For instance, its ‘Content Score’ (on extranet) shows a host how attractive his/her content is to bookers. Similarly, ‘BookingSuite’ develops easy-to-use tools that help accommodation providers market and manage their properties more efficiently. It includes websites that accept direct online bookings and a rate shopping tool that tells accommodation providers the local demand and pricing information to help them set competitive rates.

“With more than 1.5 million room/nights booked on average per day, we have enough data to predict what guests will search for. Matching your property with relevant guests helps you manage their expectations,” said Rijvers. 
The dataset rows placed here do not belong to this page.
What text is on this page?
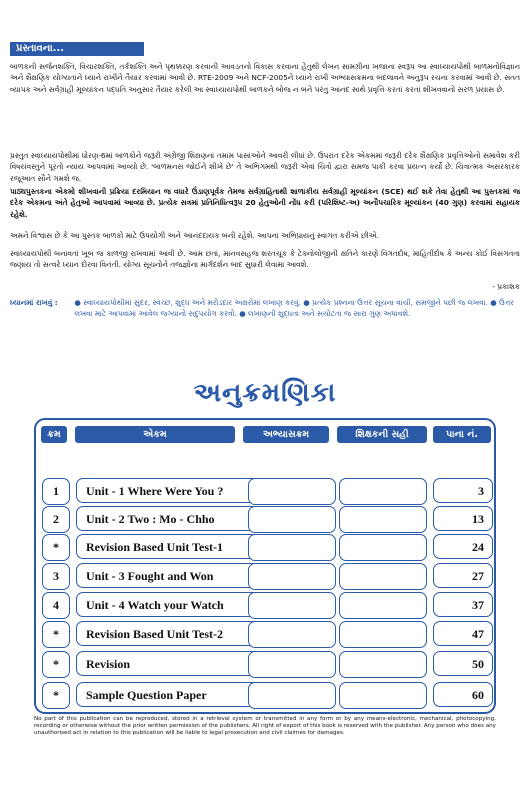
પ્રસ્તાવના...

બાળકની સર્જનશક્તિ, વિચારશક્તિ, તર્કશક્તિ અને પૃથક્કરણ કરવાની આવડતનો વિકાસ કરવાના હેતુથી લેખન સામગ્રીના ખજાના સ્વરૂપ આ સ્વાધ્યાયપોથી બાળમનોવિજ્ઞાન અને શૈક્ષણિક યોગ્યતાને ધ્યાને રાખીને તૈયાર કરવામાં આવી છે. RTE-2009 અને NCF-2005ને ધ્યાને રાખી અભ્યાસક્રમના બદલાવને અનુરૂપ રચના કરવામાં આવી છે. સતત વ્યાપક અને સર્વગ્રાહી મૂલ્યાંકન પદ્ધતિ અનુસાર તૈયાર કરેલી આ સ્વાધ્યાયપોથી બાળકને બોજ ન બને પરંતુ આનંદ સાથે પ્રવૃત્તિ કરતાં કરતાં શીખવવાનો સરળ પ્રયાસ છે.

પ્રસ્તુત સ્વાધ્યાયપોથીમાં ધોરણ-6માં બાળકોને જરૂરી અંગ્રેજી શિક્ષણનાં તમામ પાસાંઓને આવરી લીધાં છે. ઉપરાંત દરેક એકમમાં જરૂરી દરેક શૈક્ષણિક પ્રવૃત્તિઓનો સમાવેશ કરી વિષયવસ્તુને પૂરતો ન્યાય આપવામાં આવ્યો છે. 'બાળમનસ જોઈને શીખે છે' તે અભિગમથી જરૂરી એવાં ચિત્રો દ્વારા સમજ પાકી કરવા પ્રયત્ન કર્યો છે. ચિત્રાત્મક અસરકારક રજૂઆત સૌને ગમશે જ.

પાઠ્યપુસ્તકના એકમો શીખવાની પ્રક્રિયા દરમિયાન જ વધારે ઉંડાણપૂર્વક તેમજ સર્વગ્રાહિતાથી શાળાકીય સર્વગ્રાહી મૂલ્યાંકન (SCE) થઈ શકે તેવા હેતુથી આ પુસ્તકમાં જ દરેક એકમના અંતે હેતુઓ આપવામાં આવ્યા છે. પ્રત્યેક સત્રમાં પ્રતિનિધિત્વરૂપ 20 હેતુઓની નોંધ કરી (પરિશિષ્ટ-અ) અનૌપચારિક મૂલ્યાંકન (40 ગુણ) કરવામાં સહાયક રહેશે.

અમને વિશ્વાસ છે કે આ પુસ્તક બાળકો માટે ઉપયોગી અને આનંદદાયક બની રહેશે. આપના અભિપ્રાયનું સ્વાગત કરીએ છીએ.

સ્વાધ્યાયપોથી બનાવતાં ખૂબ જ કાળજી રાખવામાં આવી છે. આમ છતાં, માનવસહજ શરતચૂક કે ટેક્નોલોજીની ક્ષતિને કારણે વિગતદોષ, માહિતીદોષ કે અન્ય કોઈ વિસંગતતા જણાય તો સત્વરે ધ્યાન દોરવા વિનંતી. યોગ્ય સૂચનોને તજજ્ઞોના માર્ગદર્શન બાદ સુધારી લેવામાં આવશે.

- પ્રકાશક
ધ્યાનમાં રાખવું : ● સ્વાધ્યાયપોથીમાં સુંદર, સ્વચ્છ, શુદ્ધ અને મરોડદાર અક્ષરોમાં લખાણ કરવું. ● પ્રત્યેક પ્રશ્નના ઉત્તર સૂચના વાંચી, સમજીને પછી જ લખવા. ● ઉત્તર લખવા માટે આપવામાં આવેલ જગ્યાનો સદુપયોગ કરવો. ● લખાણની શુદ્ધતા અને સચોટતા જ સારા ગુણ અપાવશે.
અનુક્રમણિકા
ક્રમ	એકમ	અભ્યાસક્રમ	શિક્ષકની સહી	પાના નં.
1	Unit - 1 Where Were You ?	3
2	Unit - 2 Two : Mo - Chho	13
*	Revision Based Unit Test-1	24
3	Unit - 3 Fought and Won	27
4	Unit - 4 Watch your Watch	37
*	Revision Based Unit Test-2	47
*	Revision	50
*	Sample Question Paper	60
No part of this publication can be reproduced, stored in a retrieval system or transmitted in any form or by any means-electronic, mechanical, photocopying, recording or otherwise without the prior written permission of the publishers. All right of export of this book is reserved with the publisher. Any person who does any unauthorised act in relation to this publication will be liable to legal prosecution and civil claimes for damages.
In addition, the digital travel platform enables the hosts to change their website colours and fonts to complement their logo, without additional costs.

Apart from this, Booking.com also provides reports to help the host understand where visitors are coming from, and how they are interacting with his/her website. This helps them track revenue and see how different sources – including search engines and other websites – are adding to their bottom line.

Its ‘dynamic ranking system’ uses data from its daily bookings to tailor search results from each guest, so that the right accommodation provider will show up higher when a guest is looking for a property like theirs. The accommodation providers can also check high-demand dates in the availability optimisation tool in the extranet. In short, your extranet’s ranking dashboard shows your performance in search results, page views, and bookings – and how you compare with competitors.

As per an IBEF report this year, the travel and tourism sector contributed $234 billion to India’s GDP. This is expected to be $492.2 billion by 2028.

Booking.com, in 2018, had 33 percent repeat users and 25 percent active reviewers. Although the company did not reveal the revenue from India, it stated that India is one of its most important markets at present. It has partnered with other online travel platforms like MakeMyTrip, Yaatra, Ixigo, and Trainman, by helping them build global supply on a revenue sharing model.